Keep an eye open for swarming and be prepared to deal with it. There have not been a great many swarms reported yet this year but they are probably coming.

Get extra supers ready for use.

Go to the next apiary meeting and keep up to date.

Remember to keep monitoring for varroa infection levels.

 

Apiary News

 

The May meeting was a total washout. We stood in the tractor shed and seriously discussed things but didn’t look at the bees.

 

Eric will commence queen rearing at the June meting, so come to that and the future manipulations will be explained and dates arranged.

 

Comment.

People are still going on about CCD and mobile phones. It would appear that no reasonably controlled experiments have yet shown any connection. The experts in US are still totally baffled about the cause. I would like to reiterate what I feel about varroa. I have read many articles where beekeepers have said that the incidence of varroa in a colony was low, but very few describe how they have come to this conclusion. Although I am a staunch supporter of monitoring mortality of varroa using insert boards under mesh floors I know that the negative information they display can be totally deceptive. The debris on a board is an indication of the strength and health of a colony and a large varroa drop means a heavy infection, but that is as far as you can take it. I think we are deceiving ourselves when we see a low drop and conclude there is a low level of infestation.
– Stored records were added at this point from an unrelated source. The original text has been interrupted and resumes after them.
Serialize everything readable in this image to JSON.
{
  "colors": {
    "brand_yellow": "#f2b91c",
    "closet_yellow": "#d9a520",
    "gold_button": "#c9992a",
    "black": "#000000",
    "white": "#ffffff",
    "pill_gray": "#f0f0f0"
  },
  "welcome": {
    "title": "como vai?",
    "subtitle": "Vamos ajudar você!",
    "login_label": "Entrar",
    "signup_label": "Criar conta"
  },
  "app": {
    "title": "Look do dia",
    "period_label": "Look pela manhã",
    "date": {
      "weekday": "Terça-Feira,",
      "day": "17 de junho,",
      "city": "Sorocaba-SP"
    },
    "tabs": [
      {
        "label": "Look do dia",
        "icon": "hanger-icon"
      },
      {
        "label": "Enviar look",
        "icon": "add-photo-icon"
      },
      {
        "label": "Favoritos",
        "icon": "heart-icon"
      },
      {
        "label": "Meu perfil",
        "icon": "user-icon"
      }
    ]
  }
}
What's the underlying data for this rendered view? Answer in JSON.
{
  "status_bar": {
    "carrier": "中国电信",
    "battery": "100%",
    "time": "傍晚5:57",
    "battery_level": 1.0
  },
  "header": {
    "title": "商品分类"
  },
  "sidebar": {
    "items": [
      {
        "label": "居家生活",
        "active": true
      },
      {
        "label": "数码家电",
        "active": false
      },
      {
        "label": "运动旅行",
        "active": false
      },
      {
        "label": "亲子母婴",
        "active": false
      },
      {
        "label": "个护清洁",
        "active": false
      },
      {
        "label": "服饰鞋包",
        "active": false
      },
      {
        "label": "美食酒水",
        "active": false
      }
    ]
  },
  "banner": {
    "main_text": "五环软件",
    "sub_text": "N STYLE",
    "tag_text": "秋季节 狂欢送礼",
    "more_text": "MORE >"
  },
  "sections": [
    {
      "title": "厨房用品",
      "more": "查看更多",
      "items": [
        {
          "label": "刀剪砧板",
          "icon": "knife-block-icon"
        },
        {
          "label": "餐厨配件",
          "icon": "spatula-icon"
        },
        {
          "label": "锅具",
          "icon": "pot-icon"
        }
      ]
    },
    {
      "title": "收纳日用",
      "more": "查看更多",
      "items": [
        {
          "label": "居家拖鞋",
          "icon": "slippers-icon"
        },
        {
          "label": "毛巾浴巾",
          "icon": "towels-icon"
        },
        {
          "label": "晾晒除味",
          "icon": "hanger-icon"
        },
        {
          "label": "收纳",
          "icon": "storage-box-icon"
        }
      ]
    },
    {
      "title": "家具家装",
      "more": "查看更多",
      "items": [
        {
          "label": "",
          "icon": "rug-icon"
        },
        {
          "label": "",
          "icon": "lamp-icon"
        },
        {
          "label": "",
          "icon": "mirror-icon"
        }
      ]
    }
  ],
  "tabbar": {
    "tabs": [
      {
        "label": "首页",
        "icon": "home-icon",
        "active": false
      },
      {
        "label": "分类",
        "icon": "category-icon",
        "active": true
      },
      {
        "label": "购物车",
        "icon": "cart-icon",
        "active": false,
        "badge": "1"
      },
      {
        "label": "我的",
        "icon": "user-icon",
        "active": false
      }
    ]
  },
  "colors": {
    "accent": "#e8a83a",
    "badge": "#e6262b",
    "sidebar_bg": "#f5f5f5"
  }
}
The biggest danger to our bees at the moment is probably starvation. There has been such an excellent spring and the colonies built up early at a time when they use a flow to build up numbers rather than collect stores. But with the weather turning cold and wet at the time when there are many bees and  masses of brood to be fed they will quickly use up any stores that they may have accumulated. I have been through mine which have become very strong with the rape next to them, and in some hives there is not a scrap of food in the brood box, they are using the supers. So any colony with nothing in its supers could well be in trouble . There is also the ‘June gap’ to contend with this month when the spring flowers are over but the summer flowering flowers have not yet opened. It might be an out dated problem now that everything flowers earlier, I saw the first blackberry flower in May. However keep a watch on stores.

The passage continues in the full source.